Flintoff and Harmison still doubts, says Moores
Sunday 07 December 2008
As the game of musical chairs over venues continued yesterday, fresh doubt surrounded the participation of England's two strike bowlers. Wherever the Test series between India and England is played, it is still possible that Andrew Flintoff and Stephen Harmison will not be there.
Or at least that was the view expressed by coach Peter Moores as he watched the rain fall in Abu Dhabi, interrupting precious practice time for the increasingly accidental tourists. "I'm fairly confident everybody will go if the security report is OK," said Moores. "But it is a difficult situation and everybody sees things differently. Individuals have different views. The worry is that if somebody makes their choice one way or the other they get marginalised for it. Players are in different places. There are players I've spoken to more than others. Some make a decision quite quickly. For others it takes a bit longer. Fred has had issues and it's fair to say Steve has as well. The important message from me is we respect people and allow them to have views. That's OK, they are human beings.

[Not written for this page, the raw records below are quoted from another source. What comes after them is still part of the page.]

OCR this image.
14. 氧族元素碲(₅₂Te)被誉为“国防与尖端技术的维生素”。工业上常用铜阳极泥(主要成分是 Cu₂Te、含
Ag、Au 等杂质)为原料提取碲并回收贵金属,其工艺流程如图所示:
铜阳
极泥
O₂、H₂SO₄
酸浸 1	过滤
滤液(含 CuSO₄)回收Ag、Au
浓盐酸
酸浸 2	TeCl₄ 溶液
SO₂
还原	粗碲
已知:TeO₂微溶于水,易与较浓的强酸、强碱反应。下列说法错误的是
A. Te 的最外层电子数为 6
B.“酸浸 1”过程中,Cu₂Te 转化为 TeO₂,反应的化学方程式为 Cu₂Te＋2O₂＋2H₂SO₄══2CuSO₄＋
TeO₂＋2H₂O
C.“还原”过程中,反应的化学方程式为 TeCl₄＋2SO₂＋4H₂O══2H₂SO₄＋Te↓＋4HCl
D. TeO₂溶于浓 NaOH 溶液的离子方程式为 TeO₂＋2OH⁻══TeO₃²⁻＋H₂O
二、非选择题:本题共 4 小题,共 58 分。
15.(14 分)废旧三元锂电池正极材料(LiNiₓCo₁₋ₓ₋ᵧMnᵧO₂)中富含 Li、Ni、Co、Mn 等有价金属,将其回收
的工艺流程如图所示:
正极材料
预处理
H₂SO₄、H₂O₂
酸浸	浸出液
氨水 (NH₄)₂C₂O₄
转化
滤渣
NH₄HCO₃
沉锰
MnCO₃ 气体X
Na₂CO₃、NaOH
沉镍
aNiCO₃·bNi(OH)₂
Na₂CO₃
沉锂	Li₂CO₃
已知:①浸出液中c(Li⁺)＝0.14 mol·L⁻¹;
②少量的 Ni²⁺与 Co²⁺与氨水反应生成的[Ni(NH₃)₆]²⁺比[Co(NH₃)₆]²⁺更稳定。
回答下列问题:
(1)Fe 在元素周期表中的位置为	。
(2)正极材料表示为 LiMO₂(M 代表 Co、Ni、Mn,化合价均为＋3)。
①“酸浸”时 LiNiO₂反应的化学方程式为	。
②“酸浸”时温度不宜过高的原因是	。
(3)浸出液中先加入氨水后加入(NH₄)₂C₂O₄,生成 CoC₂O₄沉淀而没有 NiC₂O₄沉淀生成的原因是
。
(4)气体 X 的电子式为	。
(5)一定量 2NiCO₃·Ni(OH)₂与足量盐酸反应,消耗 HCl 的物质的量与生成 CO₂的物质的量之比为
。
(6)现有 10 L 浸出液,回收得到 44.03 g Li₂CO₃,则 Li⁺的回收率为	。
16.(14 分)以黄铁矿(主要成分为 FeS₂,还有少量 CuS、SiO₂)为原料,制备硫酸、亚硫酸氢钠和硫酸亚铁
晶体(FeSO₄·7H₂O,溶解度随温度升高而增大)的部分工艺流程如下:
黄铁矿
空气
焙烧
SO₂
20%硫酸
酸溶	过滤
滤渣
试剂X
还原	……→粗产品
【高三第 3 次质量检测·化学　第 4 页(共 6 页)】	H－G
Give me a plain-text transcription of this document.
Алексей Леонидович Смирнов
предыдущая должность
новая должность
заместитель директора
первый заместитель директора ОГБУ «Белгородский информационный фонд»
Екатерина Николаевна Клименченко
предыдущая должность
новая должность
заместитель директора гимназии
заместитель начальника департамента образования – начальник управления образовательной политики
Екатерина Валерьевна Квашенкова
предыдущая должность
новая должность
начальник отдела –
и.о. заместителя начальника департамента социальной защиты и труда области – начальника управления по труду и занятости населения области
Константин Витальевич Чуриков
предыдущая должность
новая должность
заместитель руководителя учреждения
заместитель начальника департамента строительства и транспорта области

"What I do know about those two guys is that they are massively proud to play for their country, both have missed out on Test cricket and both are desperate to play again. It's not as though they have been on the road for 18 months and are desperate for a break. If a player like that didn't go, it would hurt him as much sat at home as any of the other players."
Whatever he intended, it might have seemed that Moores was embarrassing his two main bowlers into going to India. Clearly, England are not quite as unified as they initially seemed when they regrouped at Heathrow on Thursday having briefly returned home after breaking their tour because of the Mumbai terrorist attacks.
Abu Dhabi was chosen as their training camp, a halfway house before returning to India. A final decision will be made tonight on whether to proceed – it will have to be with the First Test due to begin on Thursday.
The venues were again in doubt with speculation rife that the Second Test would be moved from Mohali to Bangalore. The various official bodies involved denied the move but the story was being run on several Indian television stations and on cricket websites. It would make some sense because at present England are scheduled to travel from Chennai in the south-east to Mohali, a suburb of Chandigarh in the north-west, a distance of 1,500 miles. Chennai to Bangalore is 225 miles.
There is the additional difficulty of getting out of Mohali late on 23 December when the Second Test is due to finish and home in time for Christmas. There are few scheduled flights.
On the other hand, Chandigarh, despite its proximity to the Pakistan border – Islamabad is fewer than 300 miles away – has been relatively trouble-free. Perhaps its closeness is the reason. Bangalore, however, is one of the seven cities to have suffered fatal bomb attacks this year.
Enforced changes were made to the original itinerary last week. It had been planned to play the Tests in Ahmedabad and Mumbai, but the latter was ruled out because of the terrorist attack and the former was then rendered as inhospitable because of a series of explosions last summer.
England had made provisions to practise all day at the Sheikh Zayed Stadium but their plans were hit by the weather. They are in unchartered territory, preparing for a Test without a practice match.
Hugh Morris, managing director of the England and Wales Cricket Board, and Sean Morris, chief executive of the Professional Cricketers' Association, are inspecting the security in place in Chennai. They will return to Abu Dhabi tonight. It is decision time.